Sanatı, dini, aklı, iradeyi, duyuları ve duyguları, hukuku ve düşünme tarzlarını işleyerek onlara yeni biçimler kazandırır. Değer felsefesi aksiyolojik mantık olarak bilgilerimizin, duygularımızın, kavramlarımızın gerçek anlamı sonucunda ortaya çıkan bir varoluş biçimidir.
Aklınıza gelebilecek olan değerlerin hepsi öğrenilen, öğretilen, insanı sosyalleştiren bir değerler bütünüdür. Değer mantığını doğru eylemde bulunarak evrensel nitelik olarak ele aldığımızda doğruluk, yardımseverlik, sözünde durma, iyilik yapma, hırsızlık yapmama, saygı, sevgi gösterme herkes tarafından her toplumda kabul edilebilir yargılardır. Ama her toplumda bu değerlerin karşılık bulması aynı derecede, aynı bilinç ve aynı mantıkla olması imkansızdır.
Değerin etkilediği, duygu, düşünce ve davranışın kişide gösterdiği oranlar farklıdır. Nesnel dünyada insan daha farklı, değişik değerleri yaşarken ya da yaşatırken hem kendi hem de toplumun zihinsel akıl süzgecinden geçirerek bu değerlere bağlı olarak yaşamını sürdürür. Fark edilirse kişinin kendi duygu ve düşünce anlayışı bilgi birikimi doğrultusunda, nesnel dünya görüşü ışığında varoluşunu algılayıp, gerçekleştirme çabası ile yaşamaktadır. Değerler bir toplumun çimentosudur. İnsanın içselleştirdiği insani duygu, düşünce ve davranışları sonucunda değer yargıları oluşur.
Son günlerde toplumda iletişime geçtiğim birçok kişide ahlaki değerlerden yoksun olarak günlük hayatlarında paraya bağlı kalarak yarar-zarar mantığı ile değer çatışmalarına girdiğini görüyorum. İnsanı değerlendirirken bulunduğu statünden, ekonomik gücünden, dış görünüşünden bağımsız değerlendirip öyle değer vermeliyiz. Altını çize çize insanın değerini maddi unsurlar belirlemiş olsa da kaliteli bir ruhun değeri hakkında maddi unsurlar belirleyici olamaz.

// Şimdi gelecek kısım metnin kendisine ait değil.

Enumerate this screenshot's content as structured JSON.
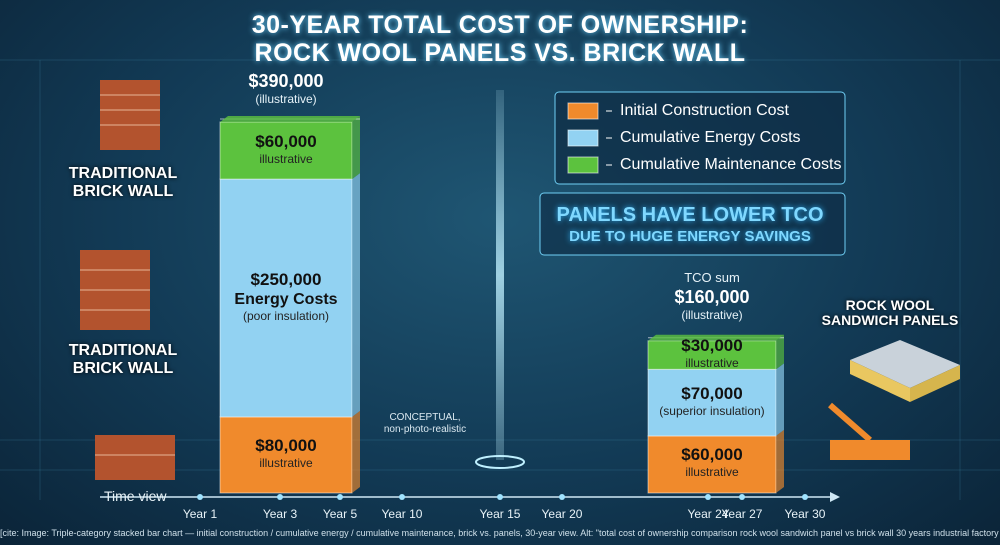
{
  "title": [
    "30-YEAR TOTAL COST OF OWNERSHIP:",
    "ROCK WOOL PANELS VS. BRICK WALL"
  ],
  "chart_data": {
    "type": "stacked-bar",
    "categories": [
      "TRADITIONAL BRICK WALL",
      "ROCK WOOL SANDWICH PANELS"
    ],
    "series": [
      {
        "name": "Initial Construction Cost",
        "color": "#f08a2c",
        "values": [
          80000,
          60000
        ],
        "value_labels": [
          "$80,000",
          "$60,000"
        ],
        "notes": [
          [
            "illustrative"
          ],
          [
            "illustrative"
          ]
        ]
      },
      {
        "name": "Cumulative Energy Costs",
        "color": "#92d2f2",
        "values": [
          250000,
          70000
        ],
        "value_labels": [
          "$250,000",
          "$70,000"
        ],
        "notes": [
          [
            "Energy Costs",
            "(poor insulation)"
          ],
          [
            "(superior insulation)"
          ]
        ]
      },
      {
        "name": "Cumulative Maintenance Costs",
        "color": "#5cc23e",
        "values": [
          60000,
          30000
        ],
        "value_labels": [
          "$60,000",
          "$30,000"
        ],
        "notes": [
          [
            "illustrative"
          ],
          [
            "illustrative"
          ]
        ]
      }
    ],
    "totals": [
      390000,
      160000
    ],
    "total_labels": [
      "$390,000",
      "$160,000"
    ],
    "total_notes": [
      "(illustrative)",
      "(illustrative)"
    ],
    "total_captions": [
      null,
      "TCO sum"
    ],
    "time_axis": {
      "label": "Time view",
      "ticks": [
        "Year 1",
        "Year 3",
        "Year 5",
        "Year 10",
        "Year 15",
        "Year 20",
        "Year 24",
        "Year 27",
        "Year 30"
      ]
    }
  },
  "callout": [
    "PANELS HAVE LOWER TCO",
    "DUE TO HUGE ENERGY SAVINGS"
  ],
  "note": [
    "CONCEPTUAL,",
    "non-photo-realistic"
  ],
  "caption": "[cite: Image: Triple-category stacked bar chart — initial construction / cumulative energy / cumulative maintenance, brick vs. panels, 30-year view. Alt: \"total cost of ownership comparison rock wool sandwich panel vs brick wall 30 years industrial factory all three cost categories\"]"
}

Bir insanın diğer bir insandan bir anlam ifade etmesi kişinin kendisi tarafından topluma, kişilere yansıttığı kendi değeridir. Değeri ele alırken ahlaki anlamda iyi- kötü; sanatta estetik yönden güzel-çirkin; bilimde doğru-yanlış; siyasette özgür- muhafazakar; dini yönden ise sevap-günah olarak kavranmasında akıl belirleyici rol oynamaktadır.
Bence akıl, hissetme, duygu, duyu, arzu etme, ihtiyaç duyma kendi başına bir değerlilik ölçütü olarak ele alınabilir. Bu düşüncenin mantığına göre, saydıklarım değer biçme yetisi olmaktan ziyade kendi başına var olan değeri kavrama yetisidir. İnsanın yaşadığı toplumda ahlaki, dini, siyasi, sosyal, ekonomik ve estetik değerler her zaman olacaktır.
Özdemir Asaf’ın dediği gibi, “gerçek değer, gelmesi boşluk dolduran değil, gitmesi boşluk yaratan”dır; boşluğun sebebi olanın gidişi insanı hüzne sürükler. Değer vermek insanın hem kendisini hem de yaşadığı toplumu anlama çabasıdır.
Değer konusunu ele alırken sürekli hoşuma giden bir hikayeyi hatırlıyorum. İngiltere’nin en ünlü ve en prestijli sanat galerilerinden biri olan Ulusal Galeri’de bir kız çocuğu vitrinde çok güzel bir tablo görür. Tablonun bedeli oldukça yüksektir. Çocuk bu tabloyu abisinin doğum günü için almayı ister. Bu çocuk biriktirdiği tüm para ile Ulusal Galeri’ye gelir. Bir süre beğendiği tabloyu yakından izledikten sonra resmi yapan sanatçıyı bulur. Tabloyu yapan ressama “abimin doğum günü için bu resmi satın almak istiyorum” der ve elindeki bir torbanın içindeki demir paraları uzatarak “Bütün param bu kadar” diye ekler. Ressam kısa bir şaşkınlıktan sonra hafif bir gülümseme ile “peki” der
Yaptığı tabloyu kendi elleri ile özene bezene paketler. Tabloyu çocuğa satar. Tabloyu alan çocuk teşekkür ederek evin yolunu tutar. Galeri sahibi dahil birçok sanatsever ressamın yaptığı bu davranışı şaşkınlıkla ve hayretle izler. Ressamın yaptığı tablonun her bir tonun öteki tonlara oranla ışık yoğunluğu derecesi bu tablodaki değerlerin dağılımı nesnelere verdiği hacim, resmin içindeki mekana derinlik kazandırmasından dolayı galerinin en harika tablosu, şaheseriydi. Ressamın etrafındaki herkes şaşkın şaşkın sorarlar: “Sen ne yaptın, galerinin en değerli tablosu o, resmin değeri milyonlar eder. Neden bu kadar düşük bir fiyata sattın?”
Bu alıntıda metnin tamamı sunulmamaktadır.